A morte do papa emérito Bento 16, aos 95 anos, no último dia 31 de dezembro, acendeu a discussão sobre o legado deixado pelo pontífice para a Igreja Católica. Alemão, Joseph Ratzinger tinha como características a humildade e o conservadorismo, que são exaltados pelos especialistas ouvidos pela FOLHA.

Segundo o padre Rafael Solano, era quase inimaginável que um papa renunciasse e isso trouxe uma nova visão para a igreja
Segundo o padre Rafael Solano, era quase inimaginável que um papa renunciasse e isso trouxe uma nova visão para a igreja | Foto: Gustavo Carneiro

Bento 16 ficou cerca de oito anos como papa e outros dez anos como papa emérito. Em fevereiro de 2013, quando anunciou a renúncia, dividiu opiniões entre os que criticaram um precedente perigoso para o papado e os que elogiaram a coragem.

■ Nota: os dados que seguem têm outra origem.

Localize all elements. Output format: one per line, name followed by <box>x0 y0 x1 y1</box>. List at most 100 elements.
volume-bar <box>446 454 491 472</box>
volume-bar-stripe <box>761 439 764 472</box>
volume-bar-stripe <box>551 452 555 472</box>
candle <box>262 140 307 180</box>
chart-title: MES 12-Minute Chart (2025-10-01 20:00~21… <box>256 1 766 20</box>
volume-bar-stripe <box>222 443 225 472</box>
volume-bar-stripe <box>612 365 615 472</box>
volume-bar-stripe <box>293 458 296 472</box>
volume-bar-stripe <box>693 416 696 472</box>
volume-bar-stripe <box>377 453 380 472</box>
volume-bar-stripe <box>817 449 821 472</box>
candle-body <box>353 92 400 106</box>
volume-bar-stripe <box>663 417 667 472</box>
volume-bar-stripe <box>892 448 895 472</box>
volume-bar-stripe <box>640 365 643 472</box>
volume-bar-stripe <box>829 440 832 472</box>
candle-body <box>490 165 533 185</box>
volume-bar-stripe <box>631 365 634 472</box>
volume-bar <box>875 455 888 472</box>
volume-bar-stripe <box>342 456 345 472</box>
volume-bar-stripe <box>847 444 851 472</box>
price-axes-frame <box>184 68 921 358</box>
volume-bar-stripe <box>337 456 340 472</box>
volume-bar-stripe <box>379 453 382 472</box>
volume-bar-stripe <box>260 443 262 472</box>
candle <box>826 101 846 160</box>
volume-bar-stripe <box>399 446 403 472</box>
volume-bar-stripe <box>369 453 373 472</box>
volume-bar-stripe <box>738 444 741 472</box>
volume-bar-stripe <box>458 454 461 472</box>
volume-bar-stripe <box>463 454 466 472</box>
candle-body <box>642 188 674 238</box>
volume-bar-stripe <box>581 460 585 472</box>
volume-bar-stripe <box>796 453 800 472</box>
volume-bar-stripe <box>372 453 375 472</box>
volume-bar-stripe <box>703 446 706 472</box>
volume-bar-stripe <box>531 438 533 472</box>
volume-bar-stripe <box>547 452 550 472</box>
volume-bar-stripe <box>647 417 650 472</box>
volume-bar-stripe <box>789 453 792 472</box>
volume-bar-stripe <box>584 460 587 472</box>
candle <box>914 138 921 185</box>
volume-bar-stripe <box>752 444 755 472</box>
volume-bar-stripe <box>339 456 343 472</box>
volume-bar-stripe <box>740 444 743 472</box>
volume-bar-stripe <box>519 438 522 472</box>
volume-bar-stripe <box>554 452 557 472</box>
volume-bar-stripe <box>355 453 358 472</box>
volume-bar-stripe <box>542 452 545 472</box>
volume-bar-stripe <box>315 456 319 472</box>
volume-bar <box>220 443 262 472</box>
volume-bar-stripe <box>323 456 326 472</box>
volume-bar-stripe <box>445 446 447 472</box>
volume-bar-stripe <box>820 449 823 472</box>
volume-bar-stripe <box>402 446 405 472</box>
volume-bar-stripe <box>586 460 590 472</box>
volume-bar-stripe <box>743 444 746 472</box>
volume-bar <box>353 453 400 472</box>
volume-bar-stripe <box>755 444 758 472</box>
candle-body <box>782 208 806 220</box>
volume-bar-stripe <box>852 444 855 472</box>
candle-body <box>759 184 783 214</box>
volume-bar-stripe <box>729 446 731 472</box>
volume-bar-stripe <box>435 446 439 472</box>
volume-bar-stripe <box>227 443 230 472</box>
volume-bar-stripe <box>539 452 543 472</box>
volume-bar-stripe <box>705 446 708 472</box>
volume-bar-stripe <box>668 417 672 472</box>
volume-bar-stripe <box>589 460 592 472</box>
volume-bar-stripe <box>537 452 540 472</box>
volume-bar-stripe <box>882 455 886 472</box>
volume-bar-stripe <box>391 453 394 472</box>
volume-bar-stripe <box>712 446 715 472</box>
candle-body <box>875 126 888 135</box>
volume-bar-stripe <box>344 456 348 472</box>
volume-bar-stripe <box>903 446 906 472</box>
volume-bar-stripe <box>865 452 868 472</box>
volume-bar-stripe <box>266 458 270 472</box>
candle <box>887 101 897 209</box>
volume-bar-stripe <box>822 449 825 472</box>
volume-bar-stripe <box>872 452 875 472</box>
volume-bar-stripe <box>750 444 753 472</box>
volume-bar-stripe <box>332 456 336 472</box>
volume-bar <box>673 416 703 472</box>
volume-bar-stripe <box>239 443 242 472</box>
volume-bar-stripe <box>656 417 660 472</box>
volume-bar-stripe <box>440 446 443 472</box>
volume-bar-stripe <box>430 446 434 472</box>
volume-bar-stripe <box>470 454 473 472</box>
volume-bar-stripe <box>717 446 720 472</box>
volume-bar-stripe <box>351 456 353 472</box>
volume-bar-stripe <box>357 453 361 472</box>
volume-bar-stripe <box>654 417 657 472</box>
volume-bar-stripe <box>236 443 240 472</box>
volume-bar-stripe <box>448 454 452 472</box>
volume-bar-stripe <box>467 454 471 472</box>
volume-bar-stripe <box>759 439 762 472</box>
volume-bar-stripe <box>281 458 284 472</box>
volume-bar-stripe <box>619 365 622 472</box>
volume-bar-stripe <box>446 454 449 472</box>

Para o professor de teologia da Pontifícia Universidade Católica do Paraná (PUC-PR) e presbitério da arquidiocese de Curitiba, Roberto Nentwig, Bento 16 construiu pilares que devem nortear os próximos passos da igreja, especialmente pela renúncia.

"Teve humildade, coragem e confiança em Deus para renunciar. Assim fazendo, deixou aberto para uma renovação da igreja. A começar pela cúria romana. Se questionava muito, quando o papa Francisco assumiu, se o papa iria reformar e atacar os pontos nevrálgicos da cúria romana, mas isso foi um caminho aberto por Bento 16", disse à FOLHA.

Bento 16 foi o primeiro papa a renunciar depois de 600 anos. Na ocasião, ele alegou não ter mais forças físicas para continuar na função
Bento 16 foi o primeiro papa a renunciar depois de 600 anos. Na ocasião, ele alegou não ter mais forças físicas para continuar na função | Foto: Raul Arboleda/AFP

Bento 16 foi o primeiro papa a renunciar depois de 600 anos. Na ocasião, ele alegou não ter mais forças físicas para continuar na função. Segundo o padre Rafael Solano, sacerdote da Arquidiocese de Londrina, isso era quase inimaginável e trouxe uma nova visão para a igreja.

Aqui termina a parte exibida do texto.